Bila kita telisik dari sumbernya, mayoritas timbulan sampah tersebut berasal dari sampah rumah tangga yakni sebesar 38,4% dari total timbulan sampah nasional, kemudian dari pasar tradisional 27,7%, perniagaan 14,4%, serta sumber sumber lainnya.
Memang terjadi penurunan angka timbulan sampah pada tahun 2023 yang menjadi sebesar 19,5 Juta ton atau sekitar 15,24% angka pengurangan sampah di tahun ini.
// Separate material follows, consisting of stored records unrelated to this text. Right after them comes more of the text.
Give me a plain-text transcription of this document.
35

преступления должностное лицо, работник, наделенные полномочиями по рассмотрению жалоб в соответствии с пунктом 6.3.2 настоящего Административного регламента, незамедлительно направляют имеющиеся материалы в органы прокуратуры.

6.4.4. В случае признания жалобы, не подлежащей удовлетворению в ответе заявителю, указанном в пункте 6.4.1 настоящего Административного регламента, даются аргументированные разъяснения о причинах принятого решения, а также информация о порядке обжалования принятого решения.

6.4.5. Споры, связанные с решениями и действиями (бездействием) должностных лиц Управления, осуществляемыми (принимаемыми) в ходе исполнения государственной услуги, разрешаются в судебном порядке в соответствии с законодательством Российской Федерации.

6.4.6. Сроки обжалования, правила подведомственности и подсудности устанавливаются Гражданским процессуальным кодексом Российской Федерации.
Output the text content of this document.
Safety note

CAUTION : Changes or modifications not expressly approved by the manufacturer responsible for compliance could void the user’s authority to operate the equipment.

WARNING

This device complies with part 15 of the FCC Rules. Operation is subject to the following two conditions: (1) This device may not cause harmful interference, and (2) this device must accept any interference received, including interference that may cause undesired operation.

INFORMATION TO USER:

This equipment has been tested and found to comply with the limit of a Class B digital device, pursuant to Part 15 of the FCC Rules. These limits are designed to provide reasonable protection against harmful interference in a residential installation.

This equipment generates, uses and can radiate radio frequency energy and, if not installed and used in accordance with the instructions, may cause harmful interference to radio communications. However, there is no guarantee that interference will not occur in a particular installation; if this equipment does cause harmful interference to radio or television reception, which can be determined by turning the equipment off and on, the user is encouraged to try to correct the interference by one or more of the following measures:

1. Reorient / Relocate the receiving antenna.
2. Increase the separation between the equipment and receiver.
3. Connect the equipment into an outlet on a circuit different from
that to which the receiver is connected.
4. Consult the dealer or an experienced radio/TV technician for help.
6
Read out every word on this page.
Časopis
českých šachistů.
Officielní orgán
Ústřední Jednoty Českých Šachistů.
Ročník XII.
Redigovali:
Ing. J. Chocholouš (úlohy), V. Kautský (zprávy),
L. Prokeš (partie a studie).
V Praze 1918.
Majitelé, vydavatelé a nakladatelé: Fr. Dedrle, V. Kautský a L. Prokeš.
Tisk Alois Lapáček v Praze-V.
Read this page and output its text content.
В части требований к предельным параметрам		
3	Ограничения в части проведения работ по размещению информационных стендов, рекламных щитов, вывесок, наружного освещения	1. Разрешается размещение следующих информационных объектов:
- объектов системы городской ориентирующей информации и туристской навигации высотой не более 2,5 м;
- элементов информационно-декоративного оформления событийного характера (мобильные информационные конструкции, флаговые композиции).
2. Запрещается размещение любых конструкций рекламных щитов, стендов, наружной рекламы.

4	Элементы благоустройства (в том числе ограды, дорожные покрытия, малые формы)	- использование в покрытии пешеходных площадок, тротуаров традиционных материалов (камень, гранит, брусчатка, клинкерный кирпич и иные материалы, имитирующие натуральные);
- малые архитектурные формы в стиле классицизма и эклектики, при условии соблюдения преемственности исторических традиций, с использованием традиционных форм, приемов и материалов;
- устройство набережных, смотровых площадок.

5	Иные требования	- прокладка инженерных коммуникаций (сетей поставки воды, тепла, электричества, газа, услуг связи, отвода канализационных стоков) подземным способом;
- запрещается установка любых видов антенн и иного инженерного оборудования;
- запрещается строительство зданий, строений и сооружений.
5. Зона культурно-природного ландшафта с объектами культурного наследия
Penanganan sampah di Indonesia pada tahun itu juga mencapai 50.59%. Namun hal ini masih cukup jauh dari target Kementerian Lingkungan Hidup dan Kehutanan (KLHK) sendiri yang bilamana kita lihat dari SIPSN KLHK itu sendiri.
KLHK sendiri didalam SIPSN memunculkan gagasan target Indonesia Bersih Sampah 2025, yang dinilai dapat dicapai ketika angka pengurangan sampah sebesar 30%, dan penanganan sampah hingga 70%.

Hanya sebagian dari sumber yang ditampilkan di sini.